An effective epic includes:
- A clear outcome title.
- Context or success criteria in the description.
- Priority.
- Owner.
- Start and due dates when known.
- Child tickets for execution detail.
- Dependencies on other epics where sequencing matters.
Epic progress is calculated from child ticket progress and completion. If an epic has no child tickets, use the epic description, owner, and dates to clarify the intended plan before accepting it as roadmap work.
Roadmap Views
The roadmap page combines:
- Active epics.
- Proposed epics.
- Child-ticket progress.
- Dependency information.
- Drift signals, such as deadline risk, no progress, blocked epics, and missing owners.
- A timeline view for dated epics.
- A list of undated epics.
Use the roadmap during planning, executive review, and project health checks. Use ticket boards for day-to-day execution inside each epic.
Generate a Roadmap
Roadmap generation asks TOW to draft proposed epics from workspace context, current tickets, memory, decisions, risks, and project scope. Generation runs as an Agent Run and may take time.
Use generation when:
- A project has tickets but no coherent epic structure.
- A team has just completed onboarding or planning intake.
- You want TOW to suggest milestone-level work from current context.
- You need an initial roadmap for review.
Generated roadmap items are proposals until accepted. Review titles, descriptions, dates, dependencies, and child-ticket attachments before accepting.
Accept a Roadmap
Accepting a roadmap applies pending epic proposals. TOW creates the proposed epics, attaches existing tickets when the proposal specifies them, and links epic dependencies where possible.
Accept only after reviewing:
- Whether each proposed epic should exist.
- Whether project scope is correct.
- Whether child tickets belong under the epic.
- Whether dependencies are accurate.
- Whether dates and priority are realistic.
After acceptance, the epics become normal tickets and can be edited, linked, archived, or used as parents for child work.
Regenerate a Roadmap
Regenerate is a forceful reset. It is useful when the current roadmap is stale, misleading, or built around the wrong operating model.
Regenerating the roadmap archives active epics in the selected scope, detaches their child tickets so they remain open, rejects pending epic proposals, and then asks TOW to draft a fresh set of epic proposals. Use regenerate only when you are ready to replace the current roadmap structure.

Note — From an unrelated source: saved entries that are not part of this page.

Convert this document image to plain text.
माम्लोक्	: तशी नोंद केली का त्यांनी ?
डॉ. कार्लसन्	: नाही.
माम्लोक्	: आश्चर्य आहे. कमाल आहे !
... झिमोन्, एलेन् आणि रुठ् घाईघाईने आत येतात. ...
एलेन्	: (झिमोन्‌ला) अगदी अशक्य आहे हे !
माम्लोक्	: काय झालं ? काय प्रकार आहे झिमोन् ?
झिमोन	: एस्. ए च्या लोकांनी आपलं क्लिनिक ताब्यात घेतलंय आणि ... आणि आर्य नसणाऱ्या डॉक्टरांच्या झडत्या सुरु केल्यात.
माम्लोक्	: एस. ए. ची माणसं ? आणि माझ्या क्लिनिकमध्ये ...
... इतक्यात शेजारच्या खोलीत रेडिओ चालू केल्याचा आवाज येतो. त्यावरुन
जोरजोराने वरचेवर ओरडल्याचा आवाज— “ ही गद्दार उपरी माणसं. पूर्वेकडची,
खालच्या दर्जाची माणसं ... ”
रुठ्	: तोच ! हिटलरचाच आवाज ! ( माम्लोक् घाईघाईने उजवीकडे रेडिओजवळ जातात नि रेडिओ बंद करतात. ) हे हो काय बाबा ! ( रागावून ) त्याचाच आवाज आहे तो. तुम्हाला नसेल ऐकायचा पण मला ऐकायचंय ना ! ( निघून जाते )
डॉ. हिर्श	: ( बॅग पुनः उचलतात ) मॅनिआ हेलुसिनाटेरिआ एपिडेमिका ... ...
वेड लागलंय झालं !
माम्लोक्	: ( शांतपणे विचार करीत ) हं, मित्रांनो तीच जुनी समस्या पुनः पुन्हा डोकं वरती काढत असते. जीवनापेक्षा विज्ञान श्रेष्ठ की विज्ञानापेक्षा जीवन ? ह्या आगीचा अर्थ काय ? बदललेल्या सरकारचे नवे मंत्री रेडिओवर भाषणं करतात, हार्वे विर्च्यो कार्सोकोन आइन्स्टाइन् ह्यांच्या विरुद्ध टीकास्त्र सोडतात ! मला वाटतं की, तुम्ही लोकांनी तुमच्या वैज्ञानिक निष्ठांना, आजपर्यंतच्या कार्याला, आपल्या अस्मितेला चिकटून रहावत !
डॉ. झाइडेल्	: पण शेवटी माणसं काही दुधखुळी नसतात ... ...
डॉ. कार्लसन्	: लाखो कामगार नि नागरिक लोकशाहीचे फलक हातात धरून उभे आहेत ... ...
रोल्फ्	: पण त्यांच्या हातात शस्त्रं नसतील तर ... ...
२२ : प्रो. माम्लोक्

Regeneration does not delete child tickets. It preserves the execution work and frees it to be reorganized under the next accepted roadmap.
Reject a Roadmap
Reject roadmap when the current active roadmap should no longer be treated as the plan.
Rejecting the roadmap archives active epics in the selected scope, detaches their child tickets so they stay open, rejects pending epic proposals, and pauses automatic roadmap generation until a user asks for it again.
Rejecting is appropriate when the roadmap was created from incorrect context, a planning reset has happened, or the team should temporarily operate from tickets without epic structure.
Scan the Roadmap
Roadmap scan checks active epics and tickets for planning issues. It can surface drift signals such as:
- Deadlines that are close or at risk.
- Epics with no progress.
- Blocked child tickets.
- Missing owners.
- Incomplete or unclear structure.
Use scan before leadership review, sprint planning, launch readiness, or customer implementation checkpoints.
Maintain Roadmap Quality
Review roadmap epics regularly:
- Keep child tickets attached to the right epic.
- Update epic dates when the plan changes.
- Link dependencies between epics.
- Archive completed, canceled, or superseded epics.
- Convert durable planning decisions into decisions.
- Convert important uncertainty into risks.
The roadmap should explain the plan. Tickets should explain the work needed to execute it.